Bunlardan ilki Hessen bildirisiydi. (1) Hessen, Newton’un keşiflerinin öncülünün ticaret sermayesinin gereksinimleri olduğunu ayrıntılı bir şekilde ortaya koymuştu. Hessen, Newton’un yerçekimi kuramının neden başka bir yerde değil de 17. yüzyılın ikinci yarısında İngiltere’de ortaya çıktığını açıklamıştı. Ona göre buluşun esas nedeni başına düşen elma değil, yaşadığı çağ ve coğrafyaydı, daha doğrusu o çağ ve coğrafyadaki ekonomik sistemdi.

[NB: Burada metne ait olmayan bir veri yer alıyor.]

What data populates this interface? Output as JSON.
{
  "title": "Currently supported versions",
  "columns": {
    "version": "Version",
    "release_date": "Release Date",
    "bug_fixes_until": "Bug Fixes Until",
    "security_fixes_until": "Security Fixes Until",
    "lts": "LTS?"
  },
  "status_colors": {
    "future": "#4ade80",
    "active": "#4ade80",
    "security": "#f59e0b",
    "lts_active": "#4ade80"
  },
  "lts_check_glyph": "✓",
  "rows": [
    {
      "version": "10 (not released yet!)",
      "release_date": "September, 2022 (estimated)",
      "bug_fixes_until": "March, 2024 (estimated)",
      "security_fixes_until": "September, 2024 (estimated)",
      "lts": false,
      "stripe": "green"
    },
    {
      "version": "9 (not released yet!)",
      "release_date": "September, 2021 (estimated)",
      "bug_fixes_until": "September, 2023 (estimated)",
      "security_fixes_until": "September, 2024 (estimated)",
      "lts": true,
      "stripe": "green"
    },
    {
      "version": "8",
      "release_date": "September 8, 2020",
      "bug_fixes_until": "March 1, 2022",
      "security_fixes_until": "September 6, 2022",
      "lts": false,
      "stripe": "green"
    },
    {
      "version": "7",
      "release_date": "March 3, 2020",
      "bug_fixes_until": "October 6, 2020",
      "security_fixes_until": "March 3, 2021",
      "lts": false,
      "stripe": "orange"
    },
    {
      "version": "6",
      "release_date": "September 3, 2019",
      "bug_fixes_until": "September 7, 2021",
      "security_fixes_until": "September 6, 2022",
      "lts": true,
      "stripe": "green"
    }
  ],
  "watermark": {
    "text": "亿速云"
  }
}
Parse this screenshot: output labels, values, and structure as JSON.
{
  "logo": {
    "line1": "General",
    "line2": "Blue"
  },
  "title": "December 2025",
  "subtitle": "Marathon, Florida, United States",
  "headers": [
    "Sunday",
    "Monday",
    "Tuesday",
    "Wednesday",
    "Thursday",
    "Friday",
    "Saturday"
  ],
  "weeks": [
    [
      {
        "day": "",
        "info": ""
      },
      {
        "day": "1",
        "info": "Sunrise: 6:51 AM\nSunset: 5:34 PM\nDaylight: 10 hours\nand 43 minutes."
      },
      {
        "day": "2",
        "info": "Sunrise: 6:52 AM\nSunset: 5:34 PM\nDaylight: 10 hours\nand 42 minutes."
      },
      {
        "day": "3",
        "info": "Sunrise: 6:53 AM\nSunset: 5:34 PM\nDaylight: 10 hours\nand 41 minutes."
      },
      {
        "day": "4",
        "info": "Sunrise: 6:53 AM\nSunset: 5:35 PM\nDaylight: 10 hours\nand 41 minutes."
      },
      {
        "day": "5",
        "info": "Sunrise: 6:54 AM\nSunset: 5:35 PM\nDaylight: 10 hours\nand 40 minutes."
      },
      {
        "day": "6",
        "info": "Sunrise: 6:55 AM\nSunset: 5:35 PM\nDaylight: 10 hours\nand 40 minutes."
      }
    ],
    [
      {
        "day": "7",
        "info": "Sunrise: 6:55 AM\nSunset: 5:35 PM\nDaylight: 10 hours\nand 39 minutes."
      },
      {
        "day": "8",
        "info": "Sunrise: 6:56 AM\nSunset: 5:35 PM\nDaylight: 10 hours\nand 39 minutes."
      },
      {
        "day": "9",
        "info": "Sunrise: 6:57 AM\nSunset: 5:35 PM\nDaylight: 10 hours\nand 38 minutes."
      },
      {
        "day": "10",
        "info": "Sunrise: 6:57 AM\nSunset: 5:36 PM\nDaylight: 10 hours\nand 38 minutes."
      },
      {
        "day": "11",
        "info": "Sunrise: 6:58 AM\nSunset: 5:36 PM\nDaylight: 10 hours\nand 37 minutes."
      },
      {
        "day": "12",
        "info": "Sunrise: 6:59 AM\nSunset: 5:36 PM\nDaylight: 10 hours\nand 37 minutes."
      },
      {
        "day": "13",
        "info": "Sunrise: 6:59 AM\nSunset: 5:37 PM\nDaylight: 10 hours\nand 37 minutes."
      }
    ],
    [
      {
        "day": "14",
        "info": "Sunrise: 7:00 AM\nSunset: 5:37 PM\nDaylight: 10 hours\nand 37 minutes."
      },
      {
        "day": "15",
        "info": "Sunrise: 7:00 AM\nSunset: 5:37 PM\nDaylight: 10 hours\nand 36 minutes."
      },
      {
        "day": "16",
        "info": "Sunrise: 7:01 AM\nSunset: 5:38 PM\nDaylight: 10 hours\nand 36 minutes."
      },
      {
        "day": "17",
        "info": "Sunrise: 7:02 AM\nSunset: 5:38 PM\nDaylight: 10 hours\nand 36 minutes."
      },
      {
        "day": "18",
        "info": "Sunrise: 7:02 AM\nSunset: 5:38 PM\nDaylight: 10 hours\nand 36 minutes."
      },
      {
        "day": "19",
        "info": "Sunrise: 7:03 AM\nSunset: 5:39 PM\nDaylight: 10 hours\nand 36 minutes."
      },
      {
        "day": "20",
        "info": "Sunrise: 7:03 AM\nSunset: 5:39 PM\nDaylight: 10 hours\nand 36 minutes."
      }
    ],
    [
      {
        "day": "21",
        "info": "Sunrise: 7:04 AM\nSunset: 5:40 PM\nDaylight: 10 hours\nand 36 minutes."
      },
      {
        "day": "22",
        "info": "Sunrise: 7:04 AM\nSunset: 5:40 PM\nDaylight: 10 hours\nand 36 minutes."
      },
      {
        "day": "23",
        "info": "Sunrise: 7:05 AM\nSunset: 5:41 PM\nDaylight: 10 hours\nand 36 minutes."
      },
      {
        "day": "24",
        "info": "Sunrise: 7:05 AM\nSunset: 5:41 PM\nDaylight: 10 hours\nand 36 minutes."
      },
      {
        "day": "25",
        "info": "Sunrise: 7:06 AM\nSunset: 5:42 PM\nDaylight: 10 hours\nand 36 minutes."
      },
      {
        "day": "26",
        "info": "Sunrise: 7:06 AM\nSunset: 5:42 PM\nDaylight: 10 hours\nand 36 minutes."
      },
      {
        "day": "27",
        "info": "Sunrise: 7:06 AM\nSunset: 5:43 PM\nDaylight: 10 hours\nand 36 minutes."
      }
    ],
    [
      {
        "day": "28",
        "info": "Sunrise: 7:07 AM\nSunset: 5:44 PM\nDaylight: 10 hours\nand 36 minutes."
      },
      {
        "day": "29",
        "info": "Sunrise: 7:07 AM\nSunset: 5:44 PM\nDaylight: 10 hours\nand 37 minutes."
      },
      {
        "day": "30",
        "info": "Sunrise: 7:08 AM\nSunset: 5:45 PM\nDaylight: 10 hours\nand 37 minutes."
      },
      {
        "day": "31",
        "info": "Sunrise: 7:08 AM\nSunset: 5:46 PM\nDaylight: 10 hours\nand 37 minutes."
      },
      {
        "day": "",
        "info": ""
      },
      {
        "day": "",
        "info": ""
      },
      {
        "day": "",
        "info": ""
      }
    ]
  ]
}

Bu yaklaşım, bilimi sırça köşkünden çıkartıp, gerçek hayatın, toplumsal ilişkilerin ortasına indirmişti. (1) Marks’ın dediği gibi, insanlık önüne çözebileceği sorunları koyar; çünkü sorun ancak onun çözümünün maddi koşulları var olduğu ya da en azından oluşmaya başladığı zaman fark edilir.
Diğeri ise Zilsel teziydi. Zilsel’e göre deneysel yöntemin doğa felsefecilerinin metafizik yöntemlerinden doğmuş olması olanaksızdı. Bu işin öncüllerini başka mecralarda, kendilerini bilim insanı olarak adlandırmayan kesimlerde aramak gerekirdi. Galileo, Bacon gibi bilim tarihinin önemli isimlerinin esin kaynaklarının dokumacılar, dökümcüler, tamirciler gibi el işçileri olduğu zaten biliniyordu. Çiçek hastalığına karşı ilk aşıyı yapan Benjamin Jesty isimli bir çiftçi, kayıtlara geçen ilk sezaryen ameliyatını domuzlarda yapan Jacob Nufer isimli İsviçreli bir köylüydü. Kaptan Cook, ünlü haritalarını Pasifik yerlilerinden Tupaia’dan aldığı bilgilerle yapmıştı. Benzer biçimde, metalurji ve malzeme bilimindeki gelişmeleri madencilere; matematiği kadastroculara ve muhasebecilere borçluyuz. Kendi adıyla anılan kuramında Zilsel, bilinci şekillendirenin ve ona teknolojiyi verenin toplum olduğunu belirliyordu. Başlangıçta yadırganan bu görüşün bir bakıma bilim tarihine Marksist açıdan bakış olduğu söylenebilir. (2)
Peki bu durumda, örneğin Kepler’in, Higgs’in katkılarını yok mu sayacağız? Elbette hayır, ancak bu isimlerin hiç birisine katkıları vahiy yoluyla gelmemişti; onlar var olan bilgi birikimini sistematize etmeyi veya sınıflandırmayı başarmışlardı. O zaman şu soru akla gelebilir: Eğer bu isimler ortaya çıkmasıydı, bu gelişmeler olmayacak mıydı? Hessen ve Zilsel’e göre, “Hayır, bu gelişmeler yine yaşanacaktı”. Gerçekten de, örneğin Aborjinlerin, bugün kullandığımıza çok benzer bir biçimde hayvan ve bitki sınıflandırması yaptıklarını biliyoruz. Böyle olmasa bile Hessen’in dediği gibi toplumsal koşullar zorunlu hale getirdiğinde o buluşu yapan birisi olacaktı.
Edgar Zilsel, bilim tarihinde zanaatkarları yüceltirken, teorik çalışma yapan akademisyenleri de küçümsemiyordu. Ona göre modern bilim 17. yüzyılın başlarında zanaatkarlarla elit entelektüellerin karşılıklı etkileşmesiyle ortaya çıkmıştı. Her ikisinin de belirli bir gelişmişlik düzeyine gelmeleri birbirlerine gereksinim duymalarıyla sonuçlanmıştı ve bu gelişmişlik düzeyi ancak kapitalizmin ortaya çıkışıyla, yani Batı Avrupa’da görülebilirdi. Zanaatkarlar ampirik gözlem, deneycilik ve nedensellik konusunda ilerlemişken, akademi de ise sistematik matematiksel düşünce gelişmişti. Sonuçta iki kesim arasındaki engeller yıkıldı ve akademi zanaatkarların yöntemlerini kabul etmek zorunda kaldı. Zilsel özetle, bilimsel devrimin aşağıdan yukarıya doğru ilerlemiş bir entelektüel devrim olduğunu söylüyordu.
Bilim tarihine böyle yaklaşım, pek çok sorunun anlaşılmasını kolaylaştıracaktır.